Есть у нас сценарий «Удивительно печальные приключения Дика Шелтона, баронета, никогда не ставшего рыцарем». Когда мне ничего не давали делать, вдруг разрешили снимать картину «Черная стрела» по Стивенсону. Тогда мы придумали расследование о смерти отца, которое ведет очень сильный, очень благородный молодой пацан. В результате он истребляет всех близких — кто его любил и кто не любил. Отец, как и сын, был безумен в достижении своей цели, к тому же эпилептик, эта болезнь приключилась и с нашим героем. Такое воплощение Ивана-дурака, только английского. Хороший сценарий, мне собирался позвонить по поводу него Тарковский, но не позвонил. Хотели ставить Динара Асанова, Илья Авербах, Бодров-старший. Но как-то никто не поставил. Я бы с удовольствием сам поставил, но тут маленькая загвоздка: когда-то можно было снимать Англию на Валдае, а сейчас все-таки лучше снимать Англию в Англии. Мне один пастор в Швейцарии — я тогда религией увлекся — показал западный фильм по «Ивану Денисовичу». Начиналось как-то даже похоже, до момента, когда Иван Денисович попал в медпункт и человек в огромном поварском колпаке сунул ему в рот градусник, и панорама пошла по нашим зэкам, которые сидят и держат во рту градусники. Так что и англичан, наверное, надо снимать с англичанами.
П.Вайль. О религии. Как это началось?
А.Герман. Я крестился лет пять назад, наверное. Потому что как-то подумал: когда умру, будут отпевать в БТА — это у нас такой зал для широкоформатных фильмов, туда всегда первый секретарь обкома Романов приходил смотреть картины, потому что в обкоме широкого формата не было. В БТА есть сортир в виде буквы Г, длинный-длинный, потом закуток и там унитаз. Как-то перед приходом Романова топтуны все обежали, в сортир заглянули, а за угол поленились, а там-то и находился мой коллега Виктор Аристов. Он, помыв руки и ничего не подозревая, выходит, и вдруг на него катится огромная толпа — впереди маленький энергичный Романов, за ним все бюро обкома, все бюро горкома, профсоюзы, КГБ, телохранители и в самом хвосте — дирекция студии. Романов — он же привык, что если кто-то попадается на пути, то это человек проверенный, передовик, член всех партий и движений и так далее, поэтому он остановился перед Витькой, протянул ему руку и спросил, как дела. Витька руку очень почтительно пожал и сказал, что дела прекрасно. Романов ожидал продолжения разговора. Разговор не последовал. Но все члены бюро обкома и горкома пожали Витьке руку и спросили, как дела. На что он отвечал, что дела идут прекрасно. Дальше пошла дирекция студии, из которой только что вышел Витька. Совершенно обезумевший директор студии тоже пожал Витьке руку и спросил, как дела, хотя они разговаривали полчаса назад.

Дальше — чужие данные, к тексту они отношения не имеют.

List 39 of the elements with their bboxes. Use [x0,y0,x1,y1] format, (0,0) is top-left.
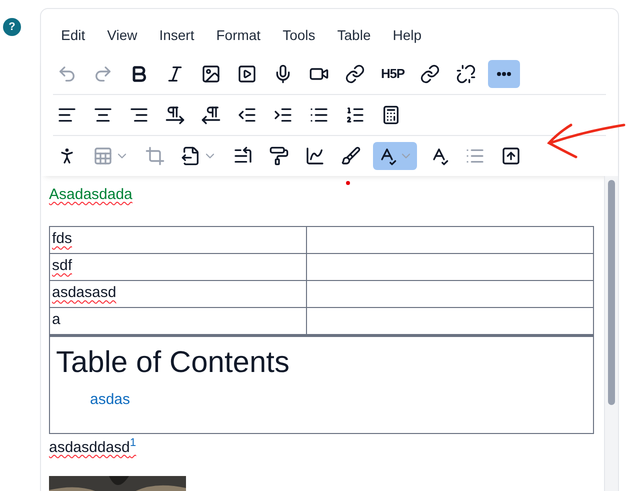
chart-icon [305,146,325,166]
menu-item[interactable]: Format [216,25,261,46]
undo-icon [57,64,77,84]
spelling-button[interactable] [373,142,417,170]
menu-item[interactable]: Help [392,25,422,46]
link-icon [420,64,440,84]
pilcrow-right-icon [165,105,185,125]
table-cell: a [50,307,306,334]
table-icon [93,146,113,166]
table-cell: fds [50,226,306,253]
link-icon [345,64,365,84]
menu-item[interactable]: Insert [159,25,194,46]
broken-link-icon [456,64,476,84]
paragraph: asdasddasd$^{1}$ [49,437,138,458]
crop-icon [145,146,165,166]
toc-link[interactable]: asdas [90,390,130,408]
numbered-list-icon [345,105,365,125]
menu-item[interactable]: Table [337,25,371,46]
menu-item[interactable]: Tools [282,25,316,46]
help-icon[interactable]: ? [3,18,21,36]
menu-item[interactable]: Edit [61,25,86,46]
table-cell: asdasasd [50,280,306,307]
upload-icon [501,146,521,166]
pilcrow-left-icon [201,105,221,125]
toc-title: Table of Contents [56,344,290,380]
heading-text: Asadasdada [49,185,134,205]
redo-icon [93,64,113,84]
more-icon [497,72,512,76]
file-export-icon [181,146,201,166]
calculator-icon [381,105,401,125]
brush-icon [341,146,361,166]
play-icon [237,64,257,84]
menu-item[interactable]: View [107,25,138,46]
more-button[interactable] [488,60,520,88]
image-icon [201,64,221,84]
table-cell: sdf [50,253,306,280]
paint-roller-icon [269,146,289,166]
scrollbar-thumb[interactable] [608,180,615,405]
h5p-button[interactable]: H5P [377,60,408,88]
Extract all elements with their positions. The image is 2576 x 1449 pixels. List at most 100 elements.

Значит, в этом самом БТА кладут покойника. Даже если он умер от ракапрямой кишки, все говорят, что у покойника от творческого перенапряжения лопнуло сердце, ну нельзя же сказать, что у него лопнула задница. А у меня был грипп, но я умирал и сказал: «Хоронить меня только не в БТА». «Но где, где?» — говорит встревоженно Светка. Проблема ведь в захоронении, а не в потере любимого человека. Не в Доме же кино меня хоронить — я их ненавижу всех в Доме кино. Я говорю: «Отпойте меня в церкви». — «Ты же некрещеный». — «Наври, что тебе, трудно?» — «Но дай мне честное слово, что если я навру, ты потом крестишься», — сказала Светка.
П.Вайль. Я время от времени слышу от Светы по телефону: «Леша опять умирает», но, видно, тогда было серьезнее обычного. Сдержал слово?
А.Герман. Сдержал. Пошел в церковь, где Пушкина отпевали. Кстати, его именно там отпевали потому, что иначе процессия пошла бы мимо дома Дантеса и могли быть неприятности. КГБ определял место отпевания и тогда. Крестил меня мой соученик по театральному институту, очень славный человек, артист. Но руку я не мог ему поцеловать, хоть тресни. Может быть, потому что он артист, может быть, какая-то гордыня. Короче, все это произошло. А сейчас я, честно говоря, нацелился на буддизм. Я почитываю религиозную литературу и думаю, что Господь наш больно суров. Ему виднее, конечно, но больно он суров, мне как-то к буддизму ближе… Десять заповедей меня абсолютно устраивают, а вот чинопочитание пугает. Об иудаизме речи быть не может — у нас в Репино был семинар евреев, и там же в кабинете сестры-хозяйки делали обрезание. Очевидцы рассказывают о человеке, который с невероятной скоростью и диким воем на четвереньках чесал из кабинета к себе в номер, оставляя кровавые следы.
Ну, если меньше трепаться на эту тему, оставляет след то, чем ты занимаешься. Одно дело, когда ты атеист и просто предлагаешь: давайте пожалеем человека, а другое — когда у тебя в душе зародилось… Может, Его и вовсе нет, что совсем обидно. Как-то все вообще теряет смысл.
П.Вайль. Вот и выбрались к Богу, хоть и не к тому. Все-таки почему после всех, условно говоря, реалистических фильмов — «Трудно быть богом», сказка Стругацких?
А.Герман. Мне кажется, у меня реалистических фильмов только два — «Проверка на дорогах» и «Двадцать дней без войны». Я думаю, что ни кино, ни любое другое произведение искусства не делаются просто так. Все делается вопреки чему-то, и те фильмы тоже делались вопреки официальной пропаганде. Ты знаешь, в каком году в СССР были реабилитированы военнопленные? Наверное, скажешь, в 56-м. А в 89-м не хочешь? До 89-го года они все были государственные преступники. Их реабилитировали в конце царствования Горбачева. И чего удивляться, что запрещали ту картину или эту.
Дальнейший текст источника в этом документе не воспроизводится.